Republic v Waswa alias Junior [2024] KEHC 11988 (KLR) | Murder | Esheria

Republic v Waswa alias Junior [2024] KEHC 11988 (KLR)

Full Case Text

Republic v Waswa alias Junior (Criminal Case E015 of 2022) [2024] KEHC 11988 (KLR) (7 October 2024) (Ruling)

Neutral citation: [2024] KEHC 11988 (KLR)

Republic of Kenya

In the High Court at Bungoma

Criminal Case E015 of 2022

DK Kemei, J

October 7, 2024

Between

Republic

Prosecution

and

Daniel Wafula Waswa Alias Junior

Accused

Ruling

1. The accused herein Daniel Wafula Waswaalias Junioris charged with the offence of murder contrary to Section 203 as read with Section 204 of the Penal Code. Particulars of the offence as per the information dated 14th March 2022 is that on 12th February 2022 at Sanandiki Village, Chwele Location in Bungoma Central Sub-County within Bungoma County, he murdered Difas Wanyonyi.

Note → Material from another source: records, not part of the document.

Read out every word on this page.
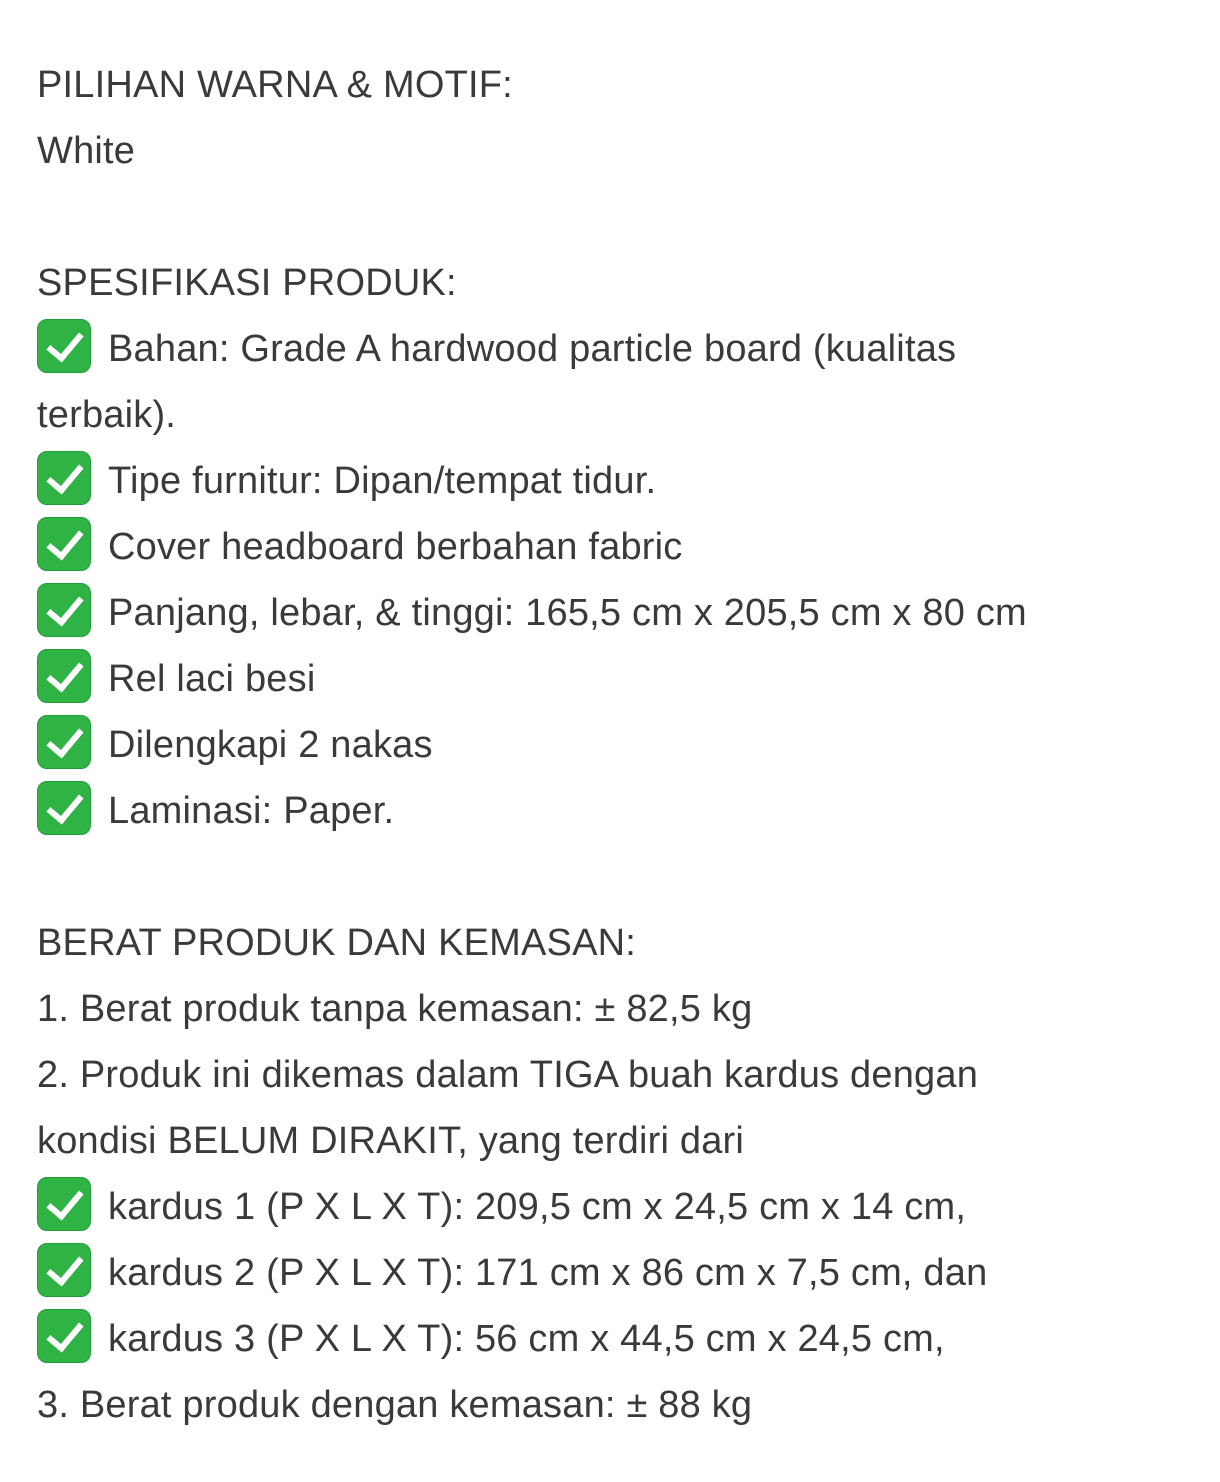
PILIHAN WARNA & MOTIF:
White
SPESIFIKASI PRODUK:
Bahan: Grade A hardwood particle board (kualitas
terbaik).
Tipe furnitur: Dipan/tempat tidur.
Cover headboard berbahan fabric
Panjang, lebar, & tinggi: 165,5 cm x 205,5 cm x 80 cm
Rel laci besi
Dilengkapi 2 nakas
Laminasi: Paper.
BERAT PRODUK DAN KEMASAN:
1. Berat produk tanpa kemasan: ± 82,5 kg
2. Produk ini dikemas dalam TIGA buah kardus dengan
kondisi BELUM DIRAKIT, yang terdiri dari
kardus 1 (P X L X T): 209,5 cm x 24,5 cm x 14 cm,
kardus 2 (P X L X T): 171 cm x 86 cm x 7,5 cm, dan
kardus 3 (P X L X T): 56 cm x 44,5 cm x 24,5 cm,
3. Berat produk dengan kemasan: ± 88 kg
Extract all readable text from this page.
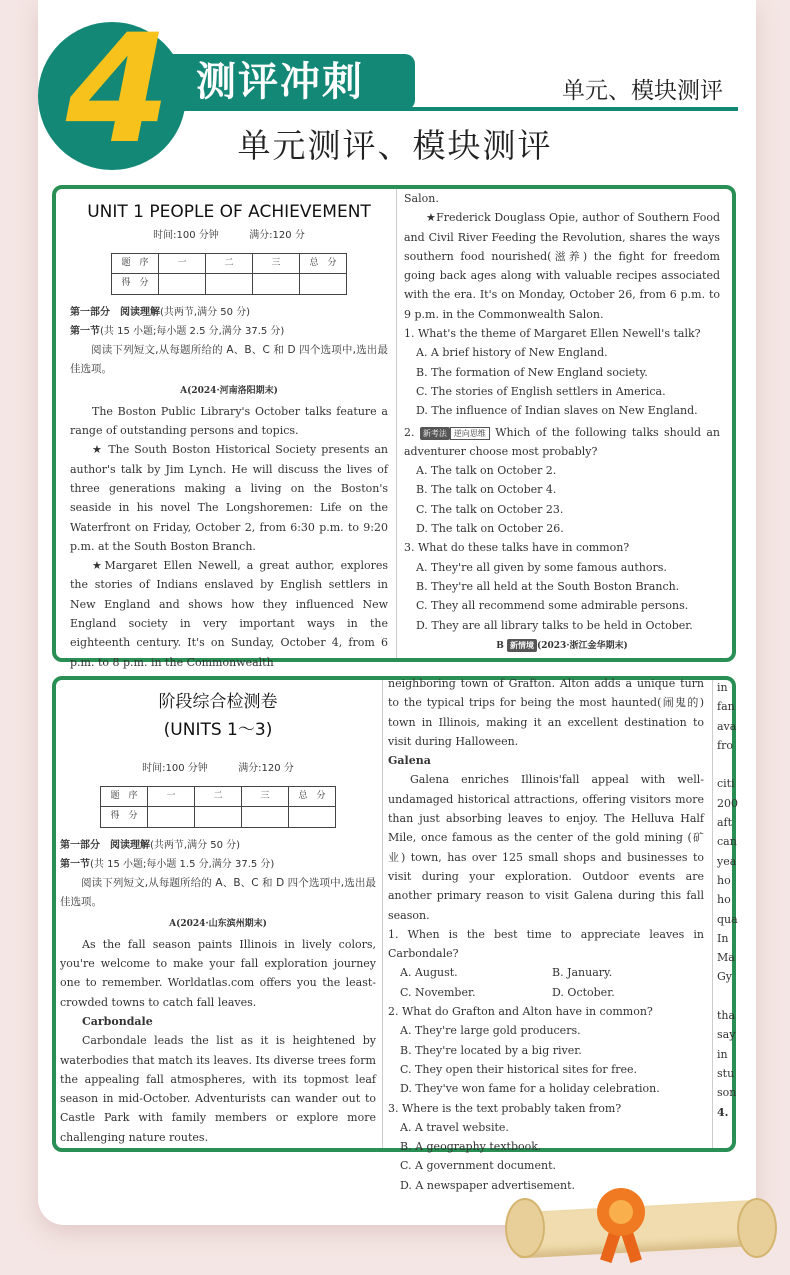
4 测评冲刺	单元、模块测评
单元测评、模块测评
UNIT 1 PEOPLE OF ACHIEVEMENT
时间:100 分钟	满分:120 分
题　序	一	二	三	总　分
得　分				

第一部分　阅读理解(共两节,满分 50 分)

第一节(共 15 小题;每小题 2.5 分,满分 37.5 分)

阅读下列短文,从每题所给的 A、B、C 和 D 四个选项中,选出最佳选项。

A(2024·河南洛阳期末)

The Boston Public Library's October talks feature a range of outstanding persons and topics.

★ The South Boston Historical Society presents an author's talk by Jim Lynch. He will discuss the lives of three generations making a living on the Boston's seaside in his novel The Longshoremen: Life on the Waterfront on Friday, October 2, from 6:30 p.m. to 9:20 p.m. at the South Boston Branch.

★Margaret Ellen Newell, a great author, explores the stories of Indians enslaved by English settlers in New England and shows how they influenced New England society in very important ways in the eighteenth century. It's on Sunday, October 4, from 6 p.m. to 8 p.m. in the Commonwealth

Salon.

★Frederick Douglass Opie, author of Southern Food and Civil River Feeding the Revolution, shares the ways southern food nourished(滋养) the fight for freedom going back ages along with valuable recipes associated with the era. It's on Monday, October 26, from 6 p.m. to 9 p.m. in the Commonwealth Salon.

1. What's the theme of Margaret Ellen Newell's talk?

A. A brief history of New England.

B. The formation of New England society.

C. The stories of English settlers in America.

D. The influence of Indian slaves on New England.

2. 新考法 逆向思维 Which of the following talks should an adventurer choose most probably?

A. The talk on October 2.

B. The talk on October 4.

C. The talk on October 23.

D. The talk on October 26.

3. What do these talks have in common?

A. They're all given by some famous authors.

B. They're all held at the South Boston Branch.

C. They all recommend some admirable persons.

D. They are all library talks to be held in October.

B 新情境 (2023·浙江金华期末)
阶段综合检测卷
(UNITS 1～3)
时间:100 分钟	满分:120 分
题　序	一	二	三	总　分
得　分				

第一部分　阅读理解(共两节,满分 50 分)

第一节(共 15 小题;每小题 1.5 分,满分 37.5 分)

阅读下列短文,从每题所给的 A、B、C 和 D 四个选项中,选出最佳选项。

A(2024·山东滨州期末)

As the fall season paints Illinois in lively colors, you're welcome to make your fall exploration journey one to remember. Worldatlas.com offers you the least-crowded towns to catch fall leaves.

Carbondale

Carbondale leads the list as it is heightened by waterbodies that match its leaves. Its diverse trees form the appealing fall atmospheres, with its topmost leaf season in mid-October. Adventurists can wander out to Castle Park with family members or explore more challenging nature routes.

neighboring town of Grafton. Alton adds a unique turn to the typical trips for being the most haunted(闹鬼的) town in Illinois, making it an excellent destination to visit during Halloween.

Galena

Galena enriches Illinois'fall appeal with well-undamaged historical attractions, offering visitors more than just absorbing leaves to enjoy. The Helluva Half Mile, once famous as the center of the gold mining (矿业) town, has over 125 small shops and businesses to visit during your exploration. Outdoor events are another primary reason to visit Galena during this fall season.

1. When is the best time to appreciate leaves in Carbondale?

A. August.	B. January.
C. November.	D. October.

2. What do Grafton and Alton have in common?

A. They're large gold producers.

B. They're located by a big river.

C. They open their historical sites for free.

D. They've won fame for a holiday celebration.

3. Where is the text probably taken from?

A. A travel website.

B. A geography textbook.

C. A government document.

D. A newspaper advertisement.

in
fan
ava
fro
citi
200
aft
can
yea
ho
ho
qua
In
Ma
Gy
tha
say
in
stu
son
4.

2. The accused took plea on 14th March 2022 denying the offence and thus the case was set down for hearing. The Prosecution have so far tendered evidence by calling six (6) witnesses and the question now at this stage, for this Court, is to determine whether the Prosecution has established a prima facie case against the accused to warrant him to be placed on his defence.

3. The burden of proof lies on the Prosecution throughout the trial. That burden of proof does not shift to the accused to prove his innocence. That is the only way fair trial of the accused can be guaranteed as stipulated in Article 50 (2) of the Constitution.

4. It follows that the accused is under no duty to give any evidence in defence to rebut the Prosecution’s case. The accused herein has the right to remain silent and that the Court would decide the case on the basis of the evidence adduced, without making any adverse inference against him.

5. However, the accused’s right to adduce evidence and challenge the evidence adduced against him is guaranteed under Article 50 (2) (k) of the Constitution, albeit that he also enjoys the right not to give any self-incriminating evidence. See Article 50 (2) (l) of the Constitution.

6. Having said so, the standard of proof required in criminal cases is that of beyond reasonable doubt. Nonetheless, as earlier stated, that standard is not applicable at this stage where the Prosecution is only expected to have established a prima facie case against the accused to warrant him to be placed on his defence.

7. A prima facie case is established where the evidence tendered by the Prosecution is sufficient on its own for a Court of law to return a guilty verdict even if the accused opts to remain silent.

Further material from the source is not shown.